One Good Turn

 

This page is powered by Blogger. Isn't yours?

Thursday, April 06, 2006

 
Argument
As I wrote a few posts back, I am teaching a class in symbolic logic this semester. My former chair used to teach this course, so this is my first crack at it. I am also teaching a critical thinking course this summer, which we call Logic & Language.

These are nice courses for me to teach. If nothing else, they help me to exercise a part of my brain that I don't normally in my teaching. Usually I am trying to get students to cross boundaries. Logic, on the other hand, is intensely concerned with creating and preserving boundaries. It is enthralled to a certain sense of rigor and precision. Our majors could use at least a little of that rigor. One can bring clarity of expression even to matters that are inherently unclear.

I enjoy these classes too, especially the symbolic logic class, because they return me a little to my roots. I entered college as a mathematics major and thought at one time that I would go on to graduate work in it. In my junior year I made a conscious decision to move away from mathematics and even mathematical, i.e., analytic, philosophy, but my dissertation work brought me back to the question of number and measure. After the dissertation I largely set these concerns aside, but I find now that I still have an interest in them.

A professor of mine in graduate school once made the claim that philosophy doesn't engage in arguments. Now, it is obvious that plenty of people who consider themselves philosophers engage in arguments, and it is also clear that most every figure in the tradition trots out an argument, at least on occasion. I take his claim rather to be that argumentation is not fundamental to philosophy. In time, I have come to agree. I will now give an argument to support my point.

To begin, I take philosophy to be a speculative endeavor, by which I mean that its theoretical claims outstrip the evidence for them. Indeed, I don't know that philosophers ever deal much with evidence. We rely on examples, i.e., that which is exemplary, but we do so to illustrate thought. The concrete makes the abstract thinkable, giving vigor to our ideas. It is all too easy to turn thought into a kind of flow chart (remember those?) with boxes pointing to boxes. I have a colleague who strikes me as insane with theory, and his talk is nothing but boxes.

Insofar as we point to examples to illustrate rather than ground, it doesn't seem like we can describe philosophy as an inductive activity. If it is inductive, the induction takes place in some part of a brain that we are barely privy to.

Next, while there is an order of discovery by which we encounter the wideness of our thinking, the order seems to vary with the individual and is not particularly locatable in the thoughts themselves. In other words, I don't see that the ideas of philosophy have any special priority to them. Having learned how to argue, we learn how to put our ideas in that form, such that we settle upon one principle and then try to use it to make sense of others. It seems to me, however, that these arguments can be taken up in any direction, such that the conclusion of one argument can just as easily be the beginning.

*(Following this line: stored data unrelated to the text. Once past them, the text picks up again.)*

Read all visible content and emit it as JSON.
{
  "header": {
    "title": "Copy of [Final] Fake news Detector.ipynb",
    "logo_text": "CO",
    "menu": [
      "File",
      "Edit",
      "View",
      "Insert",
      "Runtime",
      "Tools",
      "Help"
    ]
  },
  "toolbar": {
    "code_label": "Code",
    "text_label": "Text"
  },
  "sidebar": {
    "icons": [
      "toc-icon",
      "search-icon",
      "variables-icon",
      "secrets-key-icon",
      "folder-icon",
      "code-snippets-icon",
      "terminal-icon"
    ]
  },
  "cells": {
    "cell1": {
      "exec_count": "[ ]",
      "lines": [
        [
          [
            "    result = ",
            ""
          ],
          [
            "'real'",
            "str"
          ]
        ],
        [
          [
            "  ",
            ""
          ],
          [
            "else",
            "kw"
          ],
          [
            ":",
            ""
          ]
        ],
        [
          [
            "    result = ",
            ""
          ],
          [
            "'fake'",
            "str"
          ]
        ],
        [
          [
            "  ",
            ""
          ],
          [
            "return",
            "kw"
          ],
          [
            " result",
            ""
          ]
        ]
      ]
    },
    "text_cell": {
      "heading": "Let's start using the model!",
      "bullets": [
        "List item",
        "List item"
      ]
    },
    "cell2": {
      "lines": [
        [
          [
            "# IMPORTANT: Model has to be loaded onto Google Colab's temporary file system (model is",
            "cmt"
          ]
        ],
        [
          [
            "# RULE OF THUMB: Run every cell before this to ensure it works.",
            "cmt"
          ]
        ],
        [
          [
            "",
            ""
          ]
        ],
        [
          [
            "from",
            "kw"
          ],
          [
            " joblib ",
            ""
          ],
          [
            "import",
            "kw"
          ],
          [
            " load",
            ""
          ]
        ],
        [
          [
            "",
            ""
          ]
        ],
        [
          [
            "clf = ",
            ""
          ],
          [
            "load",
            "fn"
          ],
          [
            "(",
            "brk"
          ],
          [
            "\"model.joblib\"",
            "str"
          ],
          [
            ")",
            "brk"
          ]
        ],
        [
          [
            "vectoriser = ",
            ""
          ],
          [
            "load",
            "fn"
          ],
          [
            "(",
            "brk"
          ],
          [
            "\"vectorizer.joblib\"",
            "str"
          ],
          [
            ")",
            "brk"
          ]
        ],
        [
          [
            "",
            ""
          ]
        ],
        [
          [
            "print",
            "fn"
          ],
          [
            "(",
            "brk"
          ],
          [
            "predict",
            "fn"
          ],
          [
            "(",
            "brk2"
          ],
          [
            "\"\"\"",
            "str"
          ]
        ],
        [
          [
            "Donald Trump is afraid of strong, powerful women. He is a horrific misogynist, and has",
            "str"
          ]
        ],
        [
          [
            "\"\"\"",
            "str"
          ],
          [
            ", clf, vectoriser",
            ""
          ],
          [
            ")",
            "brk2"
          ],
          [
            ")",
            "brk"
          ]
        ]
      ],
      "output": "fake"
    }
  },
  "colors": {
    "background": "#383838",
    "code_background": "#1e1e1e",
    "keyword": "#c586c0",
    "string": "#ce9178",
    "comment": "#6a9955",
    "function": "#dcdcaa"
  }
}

Formal logic certainly allows for this to happen.

Aristotle distinguished between the clarity that a thought has for us from the clarity that a thought has in itself. The second category might sound confusing, but his point seems to be that, as our understanding increases, we don't just become clearer about what we meant already, but that we reach ideas that self-evidently have a greater clarity than ones we began with. Insofar as we move from things that are more clear to us (initially) to things that are more clear in themselves, it makes sense to lay out this path in the form of argumentation. Having arrived at that destination, however, the path becomes less important, and the relation of evidence and conclusion becomes less meaningful.

We find support for this idea in Plato's Republic. In the metaphor of the divided line, Socrates divides thoughtfulness into two. The first part, and the lower of the two, is a kind of problem-solving that begins from one stepping stone and then carries itself to another until it reaches a final destination. The second part, and the higher, is described as a movement from form to form, like someone who changes partners in a ballroom dance.